Still, all great madness has a method. You see, the power of organizing is that you can fish in “the blue ocean.” Steve Jobs coined this term in the early years of Apple, referring to products that were all competing in the same market. It was a red ocean – a “market” frenzied with the blood of violent sea creatures all vying for survival. Steve wanted to fish in the blue ocean – the calm, wide, open sea – where no one else was trying to go.

So that’s exactly what we did.

Over the course of 18 months, Minnesota straight and gay folks canvassed the least traversed counties in the state, asking voters two things: How do you feel about gay marriage? And, do you know anyone who is gay?
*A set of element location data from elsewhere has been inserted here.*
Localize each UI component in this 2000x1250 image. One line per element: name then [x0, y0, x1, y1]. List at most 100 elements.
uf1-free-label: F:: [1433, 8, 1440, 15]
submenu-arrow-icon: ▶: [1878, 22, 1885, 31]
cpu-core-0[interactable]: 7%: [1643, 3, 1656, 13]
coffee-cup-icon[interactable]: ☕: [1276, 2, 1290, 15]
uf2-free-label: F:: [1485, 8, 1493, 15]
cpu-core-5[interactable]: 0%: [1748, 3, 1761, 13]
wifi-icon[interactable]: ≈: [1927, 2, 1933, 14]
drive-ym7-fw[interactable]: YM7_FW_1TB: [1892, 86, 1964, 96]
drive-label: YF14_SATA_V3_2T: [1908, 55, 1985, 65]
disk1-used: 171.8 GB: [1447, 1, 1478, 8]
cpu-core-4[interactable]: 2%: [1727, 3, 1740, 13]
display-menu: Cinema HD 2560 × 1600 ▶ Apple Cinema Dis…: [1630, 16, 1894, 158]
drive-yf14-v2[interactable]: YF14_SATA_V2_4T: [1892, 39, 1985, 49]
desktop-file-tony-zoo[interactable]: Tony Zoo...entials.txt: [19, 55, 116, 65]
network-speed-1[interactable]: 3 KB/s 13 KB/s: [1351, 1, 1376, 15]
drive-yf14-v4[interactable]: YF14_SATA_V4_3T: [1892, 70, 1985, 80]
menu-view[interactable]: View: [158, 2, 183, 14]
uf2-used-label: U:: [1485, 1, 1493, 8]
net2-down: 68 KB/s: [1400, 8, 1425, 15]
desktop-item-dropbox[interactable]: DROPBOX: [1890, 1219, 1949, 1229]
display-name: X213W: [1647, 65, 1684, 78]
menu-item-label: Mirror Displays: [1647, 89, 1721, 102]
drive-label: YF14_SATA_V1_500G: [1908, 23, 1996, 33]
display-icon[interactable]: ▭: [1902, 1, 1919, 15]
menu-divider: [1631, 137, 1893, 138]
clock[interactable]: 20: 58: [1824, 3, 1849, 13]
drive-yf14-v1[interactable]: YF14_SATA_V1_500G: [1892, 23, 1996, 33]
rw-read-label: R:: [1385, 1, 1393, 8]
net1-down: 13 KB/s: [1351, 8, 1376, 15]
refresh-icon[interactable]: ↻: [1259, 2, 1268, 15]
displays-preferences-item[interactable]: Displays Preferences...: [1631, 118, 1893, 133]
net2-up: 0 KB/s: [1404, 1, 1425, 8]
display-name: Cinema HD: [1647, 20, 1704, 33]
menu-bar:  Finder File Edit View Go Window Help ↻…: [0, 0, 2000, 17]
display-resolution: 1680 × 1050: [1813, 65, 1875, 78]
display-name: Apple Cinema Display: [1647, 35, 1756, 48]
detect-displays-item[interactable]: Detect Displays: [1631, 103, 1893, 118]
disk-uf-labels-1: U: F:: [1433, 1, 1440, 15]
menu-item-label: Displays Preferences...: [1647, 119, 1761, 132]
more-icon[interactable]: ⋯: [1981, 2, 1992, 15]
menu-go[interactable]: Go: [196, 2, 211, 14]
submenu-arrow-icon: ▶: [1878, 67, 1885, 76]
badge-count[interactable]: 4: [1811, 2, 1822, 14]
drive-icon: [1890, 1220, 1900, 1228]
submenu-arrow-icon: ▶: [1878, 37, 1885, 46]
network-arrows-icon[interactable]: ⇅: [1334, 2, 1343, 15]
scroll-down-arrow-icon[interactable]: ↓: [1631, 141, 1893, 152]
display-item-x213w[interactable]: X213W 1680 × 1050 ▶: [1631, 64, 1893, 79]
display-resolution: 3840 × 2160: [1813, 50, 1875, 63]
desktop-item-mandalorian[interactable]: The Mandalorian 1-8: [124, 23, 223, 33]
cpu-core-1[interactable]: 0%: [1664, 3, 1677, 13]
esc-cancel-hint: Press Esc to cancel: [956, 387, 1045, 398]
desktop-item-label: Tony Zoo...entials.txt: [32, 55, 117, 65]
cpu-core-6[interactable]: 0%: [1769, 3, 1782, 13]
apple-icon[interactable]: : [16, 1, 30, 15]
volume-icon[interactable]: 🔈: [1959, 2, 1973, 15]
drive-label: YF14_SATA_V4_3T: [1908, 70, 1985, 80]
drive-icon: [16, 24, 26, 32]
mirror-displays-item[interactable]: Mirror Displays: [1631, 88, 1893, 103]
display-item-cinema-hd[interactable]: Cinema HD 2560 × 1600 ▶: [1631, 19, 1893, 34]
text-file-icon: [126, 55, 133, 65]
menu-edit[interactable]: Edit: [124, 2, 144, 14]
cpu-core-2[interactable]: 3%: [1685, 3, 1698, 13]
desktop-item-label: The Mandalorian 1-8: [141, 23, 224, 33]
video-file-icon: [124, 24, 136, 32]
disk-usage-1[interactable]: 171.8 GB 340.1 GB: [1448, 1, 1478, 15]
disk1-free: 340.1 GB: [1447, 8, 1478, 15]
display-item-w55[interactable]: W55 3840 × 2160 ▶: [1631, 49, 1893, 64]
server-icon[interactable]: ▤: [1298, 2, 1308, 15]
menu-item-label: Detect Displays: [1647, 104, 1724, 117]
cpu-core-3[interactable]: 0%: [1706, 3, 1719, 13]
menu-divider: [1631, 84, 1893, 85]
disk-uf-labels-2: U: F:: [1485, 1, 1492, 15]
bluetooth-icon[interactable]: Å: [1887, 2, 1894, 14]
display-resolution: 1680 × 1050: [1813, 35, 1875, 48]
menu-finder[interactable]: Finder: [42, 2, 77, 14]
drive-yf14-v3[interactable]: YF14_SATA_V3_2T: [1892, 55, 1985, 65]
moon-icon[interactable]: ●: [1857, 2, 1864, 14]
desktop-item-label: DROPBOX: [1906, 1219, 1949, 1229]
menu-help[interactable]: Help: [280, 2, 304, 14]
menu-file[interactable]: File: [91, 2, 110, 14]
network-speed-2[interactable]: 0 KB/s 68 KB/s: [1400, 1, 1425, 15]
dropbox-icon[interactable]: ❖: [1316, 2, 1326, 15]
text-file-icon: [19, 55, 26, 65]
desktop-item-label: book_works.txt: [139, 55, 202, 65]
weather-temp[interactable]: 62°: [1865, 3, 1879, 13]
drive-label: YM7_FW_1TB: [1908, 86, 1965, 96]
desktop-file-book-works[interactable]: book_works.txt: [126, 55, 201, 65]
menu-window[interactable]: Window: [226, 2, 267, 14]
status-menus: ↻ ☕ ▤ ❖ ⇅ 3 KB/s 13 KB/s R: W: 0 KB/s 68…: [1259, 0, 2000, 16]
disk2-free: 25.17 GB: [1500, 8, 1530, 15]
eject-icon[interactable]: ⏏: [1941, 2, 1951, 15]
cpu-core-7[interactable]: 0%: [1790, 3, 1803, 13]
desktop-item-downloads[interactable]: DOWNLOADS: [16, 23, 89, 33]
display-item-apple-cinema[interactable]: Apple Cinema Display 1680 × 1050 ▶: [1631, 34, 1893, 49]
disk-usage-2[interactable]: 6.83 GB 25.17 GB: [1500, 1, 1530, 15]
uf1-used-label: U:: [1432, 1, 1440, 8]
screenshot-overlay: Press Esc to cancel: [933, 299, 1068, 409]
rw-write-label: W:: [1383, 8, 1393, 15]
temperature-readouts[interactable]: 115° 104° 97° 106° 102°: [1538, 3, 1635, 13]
For thousands of voters, this was literally the first time anyone had asked. Across the state, we talked about divorce, coming out, living in fear. We talked about rejection on both sides – for loving men or women; for believing there was only one right way to love. We invited people of faith into our movement, asking undecided Catholic and Christian voters about their beliefs and marriages, unpacking passages of the Bible – all with the goal of understanding, and moving hearts as well as minds.

In a matter of 18 months, our state turned a culture of “Don’t Ask, Don’t Tell” into “Do Ask, Tell All.”

In the final minutes of Election Night, the campaign team gathered in a back room. Campaign manager Richard Carlbom gave the final directive: No matter what, a public statement was going to be made at 1:45 a.m.

He was interrupted by an aide coming in. AP had just called the victory.

On November 6, 2012, Minnesota became the first of 30 states to defeat this amendment. We did it by casting our lines into the Blue Ocean of politics — believing, unlike others, that we could have a respectful conversation about something as personal and sacred as marriage with total strangers. Together, we voted to keep the conversation about gay people open in Minnesota — so that, as humans, we can continue to support and understand each other even more.